According to Kaunisto’s dissertation, there are four prerequisites that determine tax avoidance.
– First of all, the transaction in question must constitute a concrete, or monetary, tax advantage. Secondly, this advantage must be unfounded, that is, contrary to the purpose of the law, says Kaunisto, who will defend her dissertation at the University of Vaasa on Friday, 26 August.
According to Kaunisto, the third prerequisite is that the transaction has been carried out for tax purposes rather than for fiscal reasons. The fourth prerequisite is that there are fiscal reasons for the transaction, but they are not sufficient in relation to the amount of the tax advantage. The authority applying the law assesses whether the reasons beyond taxation are strong enough in relation to the tax advantage created by the transaction.
– All legal transactions that constitute tax advantages certainly cannot be regarded as tax avoidance. If the transaction does not constitute an advantage that is contrary to the purpose of the law, the taxable person will obtain the advantage they are seeking. This does not constitute tax avoidance as laid down in law as the prerequisites of tax avoidance are not met. In this case, the implementation of the anti-avoidance rule does not require the assessment of whether the transaction was carried out for reasons beyond taxation or whether these reasons are sufficient, Kaunisto says.
Identifying tax advantage is challenging
According to Kaunisto, assessing a tax advantage that is contrary to the purpose of the law is the most challenging part of identifying tax avoidance.
– These challenges are reflected in Finnish court rulings and decision justifications concerning the implementation of the anti-avoidance rule. The decisions rarely comment on why a tax advantage is considered to be contrary to the purpose of the law. Regardless of this, the decisions may state that the transactions reviewed constitute tax avoidance. In future, therefore, when implementing Section 28 of the Act on Assessment Procedure, it should be stated more clearly what the tax advantage arising from the transaction is and which factors are contributing to the tax advantage being considered contrary to the purpose of the law, Kaunisto says.
According to Siru Kaunisto, the means and typical cases of tax avoidance always reflect their time, as the manifestations of tax avoidance vary according to current economic phenomena and tax legislation, for example.
– Regardless of this, the prerequisites of tax avoidance can be considered more permanent. This is because these prerequisites are largely determined by anti-avoidance regulation.
EU law also affects the identification of tax avoidance
Kaunisto’s doctoral dissertation states that EU law and its interpretation must be taken into account when applying the Finnish general anti-avoidance rule.
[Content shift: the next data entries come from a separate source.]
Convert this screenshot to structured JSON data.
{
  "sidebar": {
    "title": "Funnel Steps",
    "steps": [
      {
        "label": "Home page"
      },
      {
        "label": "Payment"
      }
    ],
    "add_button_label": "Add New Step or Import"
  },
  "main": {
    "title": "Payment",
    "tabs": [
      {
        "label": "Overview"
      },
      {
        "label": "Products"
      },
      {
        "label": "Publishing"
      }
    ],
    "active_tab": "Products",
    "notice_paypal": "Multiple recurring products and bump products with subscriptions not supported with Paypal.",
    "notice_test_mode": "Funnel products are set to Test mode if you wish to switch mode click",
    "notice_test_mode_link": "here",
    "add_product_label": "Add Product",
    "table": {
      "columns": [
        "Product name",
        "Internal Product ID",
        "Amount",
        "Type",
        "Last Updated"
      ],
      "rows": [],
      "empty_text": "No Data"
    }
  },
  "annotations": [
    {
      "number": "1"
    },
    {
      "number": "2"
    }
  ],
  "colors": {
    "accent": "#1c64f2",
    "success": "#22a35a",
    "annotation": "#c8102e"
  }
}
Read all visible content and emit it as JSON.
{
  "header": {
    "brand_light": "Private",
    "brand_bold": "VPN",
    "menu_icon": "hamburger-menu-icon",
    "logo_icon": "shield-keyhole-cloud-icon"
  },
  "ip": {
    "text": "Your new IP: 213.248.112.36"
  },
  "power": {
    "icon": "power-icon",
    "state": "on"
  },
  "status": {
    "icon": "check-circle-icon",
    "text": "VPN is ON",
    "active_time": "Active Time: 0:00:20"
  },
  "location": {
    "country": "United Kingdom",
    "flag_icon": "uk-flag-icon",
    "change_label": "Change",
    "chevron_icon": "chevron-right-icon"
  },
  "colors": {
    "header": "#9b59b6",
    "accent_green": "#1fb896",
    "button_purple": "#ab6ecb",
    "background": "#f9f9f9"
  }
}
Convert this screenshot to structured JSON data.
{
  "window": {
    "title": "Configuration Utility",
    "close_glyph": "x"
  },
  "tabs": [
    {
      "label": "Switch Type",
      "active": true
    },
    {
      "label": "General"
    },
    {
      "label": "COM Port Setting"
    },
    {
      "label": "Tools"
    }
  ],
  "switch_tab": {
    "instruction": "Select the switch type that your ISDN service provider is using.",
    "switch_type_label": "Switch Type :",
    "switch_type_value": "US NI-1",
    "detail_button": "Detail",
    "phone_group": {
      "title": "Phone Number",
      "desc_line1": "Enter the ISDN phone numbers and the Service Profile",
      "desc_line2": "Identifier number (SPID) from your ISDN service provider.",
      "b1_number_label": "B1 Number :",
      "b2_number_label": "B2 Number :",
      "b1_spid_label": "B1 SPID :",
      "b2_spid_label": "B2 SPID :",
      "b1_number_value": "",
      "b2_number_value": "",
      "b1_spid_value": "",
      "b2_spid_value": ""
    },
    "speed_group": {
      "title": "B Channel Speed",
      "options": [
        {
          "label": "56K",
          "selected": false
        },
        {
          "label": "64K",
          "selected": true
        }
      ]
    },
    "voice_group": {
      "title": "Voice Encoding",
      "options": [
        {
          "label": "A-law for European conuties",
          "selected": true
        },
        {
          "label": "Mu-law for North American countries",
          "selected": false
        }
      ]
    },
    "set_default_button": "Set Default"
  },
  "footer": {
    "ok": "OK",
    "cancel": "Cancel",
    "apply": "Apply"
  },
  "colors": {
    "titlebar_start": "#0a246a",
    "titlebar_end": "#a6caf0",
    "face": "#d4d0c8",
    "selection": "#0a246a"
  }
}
The Anti-Tax Avoidance Directive adopted by the EU in 2016 has been partially implemented in Finland by Section 28 of the Act on Assessment Procedure. According to Kaunisto’s dissertation, the identification of tax avoidance must be assessed in the future taking into account the preconditions laid down in EU law.
– In Finland, the general anti-avoidance rule of the Directive was considered implemented by the existing national anti-avoidance rule, and no changes were introduced to the national regulation. While the solution is justified, it involves certain issues regarding the interpretation of Section 28 of the Act on Assessment Procedure. The main issue is that the scope of the Directive and the national anti-avoidance rule differ from one another, Kaunisto says.
The scope of the Anti-Tax Avoidance Directive is limited to corporation tax while the national anti-avoidance rule is also applicable to the income taxation of natural persons. This being the case, when interpreting Section 28 of the Act on Assessment Procedure, it must be determined what kind of significance can be assigned, for example, to the principles of EU law and the case-law of the European Court of Justice in situations where national regulation is interpreted in matters concerning natural persons.
– Based on my dissertation, it can be argued that the interpretation of EU law can no longer be ignored when interpreting national regulation, even though the scope of the regulation is more extensive than that of the Directive. If the national regulation is interpreted differently for natural persons and corporations, this would compromise legal certainty and predictability. A differing interpretation would also be problematic in that national regulation does not make a distinction between the two cases, says Kaunisto, who will defend her dissertation at the University of Vaasa.
Kaunisto, Siru (2022). Veron kiertämisen tunnistaminen: Oikeuden väärinkäytön kielto VML 28 §:n tulkinnassa. Acta Wasaensia 488. Doctoral dissertation. University of Vaasa.
Publication pdf: https://urn.fi/URN:ISBN:978-952-395-027-6
Siru Kaunisto was born in Järvenpää in 1991. Kaunisto, who currently resides in Vaasa, obtained her Master’s Degree in Economics and Business Administration at the University of Vaasa in 2015. During her doctoral studies, Kaunisto worked as a doctoral student at the School of Accounting and Finance of the University of Vaasa, where she currently works as a university lecturer. Kaunisto also works as a social media content producer for the Verotus magazine that promotes awareness of the Finnish tax legislation and provision.